The switch from immediate deduction to the capitalization and amortization of R&E costs under Sec. 174 of the tax code is on Congress’ radar and could go away if the Biden Administration’s Build Back Better Act passes. A provision getting rid of the provision passed in the House version of the bill a few weeks ago and just needs to stay in any version the Senate passes to go away.
Should it not go away, though, company leadership would need to look at where their R&E work is being done. The point behind the change, which was also passed as part of TCJA, is to give companies an incentive to conduct their R&E in the U.S. Work that’s done domestically is amortized over a more favorable period, making it more attractive for companies to reshore that work.

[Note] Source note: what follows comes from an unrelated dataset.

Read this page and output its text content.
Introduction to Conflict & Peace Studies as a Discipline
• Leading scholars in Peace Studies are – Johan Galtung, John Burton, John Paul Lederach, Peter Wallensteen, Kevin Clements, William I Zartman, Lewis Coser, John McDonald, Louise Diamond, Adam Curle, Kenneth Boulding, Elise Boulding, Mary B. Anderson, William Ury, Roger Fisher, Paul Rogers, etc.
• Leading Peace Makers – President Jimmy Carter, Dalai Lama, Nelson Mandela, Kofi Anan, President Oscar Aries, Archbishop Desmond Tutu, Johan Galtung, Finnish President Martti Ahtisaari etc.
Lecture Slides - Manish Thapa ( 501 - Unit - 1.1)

“So, TCJA was trying to encourage the onshoring of research and experimentation,” he said.
But that reshoring isn’t cost-neutral, since moving that kind of work to U.S. facilities, with its different cost structures, would need to be modeled out to see if the costs stack up well against the more favorable tax treatment.
“Obviously [reshoring] brings added costs,” he said.

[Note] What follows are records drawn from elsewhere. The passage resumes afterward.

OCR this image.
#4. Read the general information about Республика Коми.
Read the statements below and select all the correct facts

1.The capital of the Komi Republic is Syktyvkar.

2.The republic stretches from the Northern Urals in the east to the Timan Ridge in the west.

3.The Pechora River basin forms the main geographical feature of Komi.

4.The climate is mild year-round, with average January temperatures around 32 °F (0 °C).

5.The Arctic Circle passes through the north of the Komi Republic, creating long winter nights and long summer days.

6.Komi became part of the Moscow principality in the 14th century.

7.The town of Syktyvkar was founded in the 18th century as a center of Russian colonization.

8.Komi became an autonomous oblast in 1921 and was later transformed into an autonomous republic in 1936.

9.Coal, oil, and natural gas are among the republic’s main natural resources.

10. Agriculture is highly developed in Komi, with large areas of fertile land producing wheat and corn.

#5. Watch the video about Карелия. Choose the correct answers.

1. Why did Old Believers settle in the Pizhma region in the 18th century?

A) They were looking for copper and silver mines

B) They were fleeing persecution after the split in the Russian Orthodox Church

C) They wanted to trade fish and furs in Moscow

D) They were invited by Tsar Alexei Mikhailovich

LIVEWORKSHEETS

To get ahead of the change, accounting teams should modify their processes to track not just the money being spent on R&E but where it’s being spent geographically and also what’s being developed, because the provision includes changes to what qualifies as R&E.
“Under the new rules … you have to further subdivide expenses between geographic [considerations] as well as looking at things that were previously not treated as R&E,” he said. “So, for example, amounts paid in connection with development of software are now treated as R&E experimentation expenditures.”
Jacobs recommends finance leaders model out scenarios to determine, when it comes to software, whether it makes sense to develop applications in-house or buy something that already exists.
“If I create my own software, then I need to capitalize it and amortize it,” he said. “If I just buy the software, I get an immediate deduction. So, there’s a modeling exercise as far as the potential cost savings of making my own software vs. buying the software. But then, when figuring out that cost savings, you now need to factor in the tax cost, because you’ll get an immediate deduction if you buy it vs. making the software, [when] the cost will be amortized.”
Both the new 163(j) and the 174 changes should be on the radar screen of accounting teams when companies make their first-quarter estimated tax payment this year.
“If the law doesn’t change, they’re going to have to figure out the amount of the 174 deduction,” he said. “That means they’re going to have to capitalize and amortize. Just like for 163(j), they’re going to have to say, ‘Okay, my interest is limited based off of EBIT, not EBITDA.”